I didn't realize that SFZ would allow for many outputs.
Not SFZ, Linuxsampler allows. But I think it's possible to use any SFZ sampler plugin for that (just load multiple instances)
Possibly also because documentation for SFZ and SF2 was sketchy at the time I was looking for it
I started using LS with SFZs (after a ~year of using it with GIG) in 2012-2013 or something, I can't say the documentation/examples were great, but good enough for me.
and I may have conflated the two formats.
They are completely different beasts
As for making a kit for LinuxSampler with multiple outputs, it did not look simple.
You insert a plugin in your DAW
run an external UI(I prefer QSampler these days)
add a channel, set an SFZ, route channel outputs to the plugin outputs
repeat for all the SFZs.
Your DAW (I tested it with Ardour only, though) will remember all LS settings after saving a project, so there's no need to run the separate LS UI anymore.
I don't know what I must have missed
More flexible MIDI dispatch, scripting, simpler file formats (manual XML editing is a pain).
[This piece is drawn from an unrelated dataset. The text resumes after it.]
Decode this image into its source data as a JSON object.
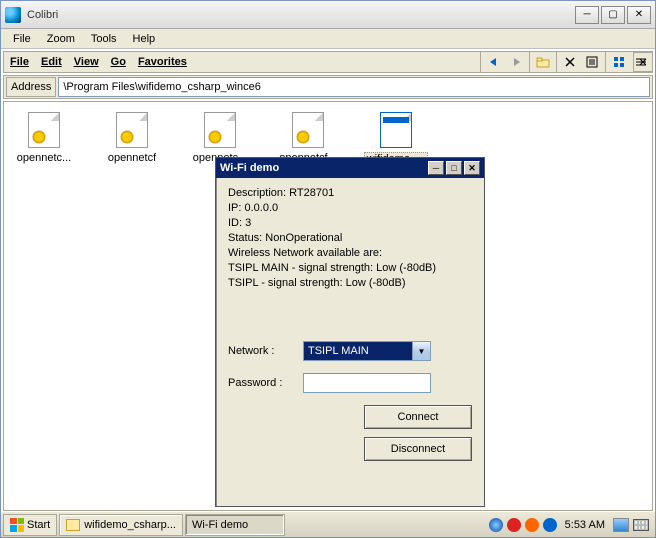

And not least, you could have round robins and all that stuff for many years already.
I still don't like the idea of loading anything outside the DAW though; I prefer it and all its routing contained within the DAW.
It's inside your DAW, the only thing you run outside is the control interface, which usually is a separate window anyway, so the only difference is what you click to show it.
So if the VST version is completely contained within the DAW, and making a kit with round robin / multi-velocity layers / directed choke functionality / multiple outputs is possible, I'd consider it.
It looks like it works.
I've just created a new session in Ardour, added a MIDI track with Linuxsampler VST plugin, ran QSampler, loaded a saved LSCP script, saved the session, closed Ardour and QSampler, then ran Ardour again and LS settings were the same.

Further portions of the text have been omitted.